I've had a chance to think this over, and I've come up with a few ideas that may be relevant.
First, your definition is hinting at an iterative approach to a depth-first search (as opposed to recursive). The need for a stack is circumvented by solving the slightly different problem of identifying a parent vertex for each vertex in the graph. Especially in practice, this is a clever approach to solving the problem, but the algorithm is somewhat more complicated to describe.
I think your definition is valid but poorly phrased, which makes me nervous about details. First, I don't think as it is phrased it actually works. In step 2, you say that if all adjacent vertices have been visited to proceed to step 3, only exploring the parent of the current vertex. Step 3 assumes that there is an unvisited adjacent vertex to v. There are no instructions for what to do when there are none. It should fix it to just repeat step 2 instead of going immediately to step 3. Second, it doesn't seem clear that the algorithm is intended to scan every edge of a vertex to search for unvisited vertices. Termination depends on all vertices being visited, so we better be sure to visit all of them. Arguably, this is implied, but precision is essential for a definition. The interjections about tree edges in (3) and about the spanning tree in (1) distract from the actual definition. Finally, it's just generally disorganized and awkward.

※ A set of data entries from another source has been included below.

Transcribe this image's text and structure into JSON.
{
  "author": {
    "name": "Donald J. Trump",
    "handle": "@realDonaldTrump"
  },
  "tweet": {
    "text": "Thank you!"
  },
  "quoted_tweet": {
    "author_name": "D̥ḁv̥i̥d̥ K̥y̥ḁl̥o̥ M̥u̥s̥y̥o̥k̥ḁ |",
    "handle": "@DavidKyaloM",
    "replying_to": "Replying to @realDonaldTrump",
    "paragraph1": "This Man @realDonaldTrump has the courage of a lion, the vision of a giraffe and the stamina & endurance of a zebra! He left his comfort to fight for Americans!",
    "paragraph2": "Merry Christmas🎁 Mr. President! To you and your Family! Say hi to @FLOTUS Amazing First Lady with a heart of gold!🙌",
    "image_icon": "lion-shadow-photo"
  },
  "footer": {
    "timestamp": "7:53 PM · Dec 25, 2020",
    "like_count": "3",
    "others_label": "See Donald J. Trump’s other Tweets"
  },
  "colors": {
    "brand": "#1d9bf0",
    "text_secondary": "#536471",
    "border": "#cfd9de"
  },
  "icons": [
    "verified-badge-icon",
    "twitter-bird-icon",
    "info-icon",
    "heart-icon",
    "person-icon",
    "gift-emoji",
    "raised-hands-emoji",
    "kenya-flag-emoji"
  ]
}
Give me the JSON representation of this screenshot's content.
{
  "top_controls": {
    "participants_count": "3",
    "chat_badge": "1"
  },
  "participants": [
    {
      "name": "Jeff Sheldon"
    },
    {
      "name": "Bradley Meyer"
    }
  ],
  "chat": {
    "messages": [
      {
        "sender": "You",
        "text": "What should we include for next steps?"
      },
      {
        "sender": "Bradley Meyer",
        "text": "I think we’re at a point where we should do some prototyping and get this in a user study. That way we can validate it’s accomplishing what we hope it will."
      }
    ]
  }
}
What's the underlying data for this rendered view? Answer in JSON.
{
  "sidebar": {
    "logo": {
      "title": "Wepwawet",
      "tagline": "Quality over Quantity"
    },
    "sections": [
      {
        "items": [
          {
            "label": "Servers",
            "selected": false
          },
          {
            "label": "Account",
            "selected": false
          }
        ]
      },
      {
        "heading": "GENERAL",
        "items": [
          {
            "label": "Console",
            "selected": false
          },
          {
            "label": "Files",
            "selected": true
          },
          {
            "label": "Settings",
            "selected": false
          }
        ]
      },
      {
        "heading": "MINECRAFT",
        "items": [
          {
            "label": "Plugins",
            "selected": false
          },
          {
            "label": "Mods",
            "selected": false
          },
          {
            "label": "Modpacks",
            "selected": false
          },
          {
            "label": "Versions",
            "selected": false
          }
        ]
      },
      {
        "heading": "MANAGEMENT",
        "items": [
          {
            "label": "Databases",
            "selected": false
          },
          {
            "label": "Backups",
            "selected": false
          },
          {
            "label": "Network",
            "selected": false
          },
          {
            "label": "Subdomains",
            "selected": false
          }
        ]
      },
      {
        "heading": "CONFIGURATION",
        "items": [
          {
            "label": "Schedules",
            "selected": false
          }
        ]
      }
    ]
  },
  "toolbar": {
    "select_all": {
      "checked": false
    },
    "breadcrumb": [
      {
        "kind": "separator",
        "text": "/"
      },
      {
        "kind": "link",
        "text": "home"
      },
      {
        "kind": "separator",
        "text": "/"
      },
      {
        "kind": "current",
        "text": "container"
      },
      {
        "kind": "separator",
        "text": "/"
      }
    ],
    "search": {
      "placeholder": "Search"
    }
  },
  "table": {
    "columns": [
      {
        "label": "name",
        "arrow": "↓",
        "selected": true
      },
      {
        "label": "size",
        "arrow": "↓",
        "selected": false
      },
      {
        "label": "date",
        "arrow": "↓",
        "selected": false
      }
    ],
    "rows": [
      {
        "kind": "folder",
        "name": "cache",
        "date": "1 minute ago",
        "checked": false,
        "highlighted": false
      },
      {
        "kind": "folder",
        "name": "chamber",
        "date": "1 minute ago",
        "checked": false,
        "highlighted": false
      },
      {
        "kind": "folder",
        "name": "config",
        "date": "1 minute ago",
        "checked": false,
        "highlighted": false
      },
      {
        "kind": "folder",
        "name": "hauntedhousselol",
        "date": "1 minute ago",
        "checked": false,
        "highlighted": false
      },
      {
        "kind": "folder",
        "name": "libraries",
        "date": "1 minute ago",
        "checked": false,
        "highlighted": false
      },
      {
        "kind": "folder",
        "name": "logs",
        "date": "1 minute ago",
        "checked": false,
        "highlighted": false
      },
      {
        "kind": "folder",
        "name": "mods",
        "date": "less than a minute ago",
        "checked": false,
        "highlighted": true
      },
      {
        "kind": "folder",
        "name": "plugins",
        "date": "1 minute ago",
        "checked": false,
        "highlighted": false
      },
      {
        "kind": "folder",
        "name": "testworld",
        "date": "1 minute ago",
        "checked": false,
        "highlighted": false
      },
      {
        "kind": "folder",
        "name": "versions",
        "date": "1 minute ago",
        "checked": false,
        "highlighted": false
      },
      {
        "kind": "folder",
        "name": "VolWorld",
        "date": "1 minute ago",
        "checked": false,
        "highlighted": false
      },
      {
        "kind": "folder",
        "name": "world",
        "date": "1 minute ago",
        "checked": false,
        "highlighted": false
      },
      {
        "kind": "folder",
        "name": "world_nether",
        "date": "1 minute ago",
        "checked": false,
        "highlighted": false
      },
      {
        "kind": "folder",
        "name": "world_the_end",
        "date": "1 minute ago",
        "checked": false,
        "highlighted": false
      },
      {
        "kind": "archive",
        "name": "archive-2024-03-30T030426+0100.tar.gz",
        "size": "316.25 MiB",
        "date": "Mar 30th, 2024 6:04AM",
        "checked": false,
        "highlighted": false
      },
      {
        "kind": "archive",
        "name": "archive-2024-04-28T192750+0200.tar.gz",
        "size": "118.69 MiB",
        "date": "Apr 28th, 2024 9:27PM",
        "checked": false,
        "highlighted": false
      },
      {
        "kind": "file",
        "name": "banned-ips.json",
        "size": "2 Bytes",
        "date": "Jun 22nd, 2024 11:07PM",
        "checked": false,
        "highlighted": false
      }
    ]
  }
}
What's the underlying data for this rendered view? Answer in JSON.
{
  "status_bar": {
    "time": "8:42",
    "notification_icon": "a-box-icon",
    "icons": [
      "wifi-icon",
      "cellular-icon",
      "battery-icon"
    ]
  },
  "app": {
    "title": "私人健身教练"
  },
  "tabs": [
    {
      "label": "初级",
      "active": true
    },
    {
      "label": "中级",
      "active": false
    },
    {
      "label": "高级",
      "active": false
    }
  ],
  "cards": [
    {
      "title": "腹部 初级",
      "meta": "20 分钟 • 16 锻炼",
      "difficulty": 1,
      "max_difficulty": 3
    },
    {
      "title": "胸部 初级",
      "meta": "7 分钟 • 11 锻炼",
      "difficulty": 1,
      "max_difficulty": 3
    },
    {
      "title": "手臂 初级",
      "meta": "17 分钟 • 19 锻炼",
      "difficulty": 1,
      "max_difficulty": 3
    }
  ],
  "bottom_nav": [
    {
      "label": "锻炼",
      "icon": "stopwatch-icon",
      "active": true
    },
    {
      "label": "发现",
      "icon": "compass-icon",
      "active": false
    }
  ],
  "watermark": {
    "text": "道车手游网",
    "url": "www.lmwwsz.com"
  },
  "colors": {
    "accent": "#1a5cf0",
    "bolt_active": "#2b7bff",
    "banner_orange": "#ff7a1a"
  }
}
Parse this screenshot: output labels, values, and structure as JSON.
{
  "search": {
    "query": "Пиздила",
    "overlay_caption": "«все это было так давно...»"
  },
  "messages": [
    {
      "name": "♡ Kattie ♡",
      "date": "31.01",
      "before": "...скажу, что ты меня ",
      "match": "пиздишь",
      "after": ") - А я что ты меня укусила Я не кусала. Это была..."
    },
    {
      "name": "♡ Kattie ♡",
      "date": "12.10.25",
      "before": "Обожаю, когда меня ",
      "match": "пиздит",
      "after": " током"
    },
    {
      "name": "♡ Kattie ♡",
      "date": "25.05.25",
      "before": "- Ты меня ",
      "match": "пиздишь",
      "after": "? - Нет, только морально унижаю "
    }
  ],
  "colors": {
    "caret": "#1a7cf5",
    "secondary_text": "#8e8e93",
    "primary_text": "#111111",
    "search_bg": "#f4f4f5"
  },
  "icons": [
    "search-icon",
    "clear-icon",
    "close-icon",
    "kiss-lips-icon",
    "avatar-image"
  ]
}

Anyway, there are a number of equivalent definitions. It's reasonable to start with any of them and show they're all logically equivalent. It's a matter of taste and purpose. For the initial definition, I like the recursive one because it's very concise; it doesn't require attention to many technicalities and highlights the recursive nature of the algorithm. Your definition has advantages, too. In practice, iteration would certainly be preferred and it does highlight the tree generated by DFS.
I'm tired and I want to go to bed now. If I have time, I'll try to come up with an iterative definition that's convincing to me and then prove that it is equivalent to the recursive definition. I've also thought of another way to describe the recursive algorithm directly using a stack, but I have a few more details to iron out.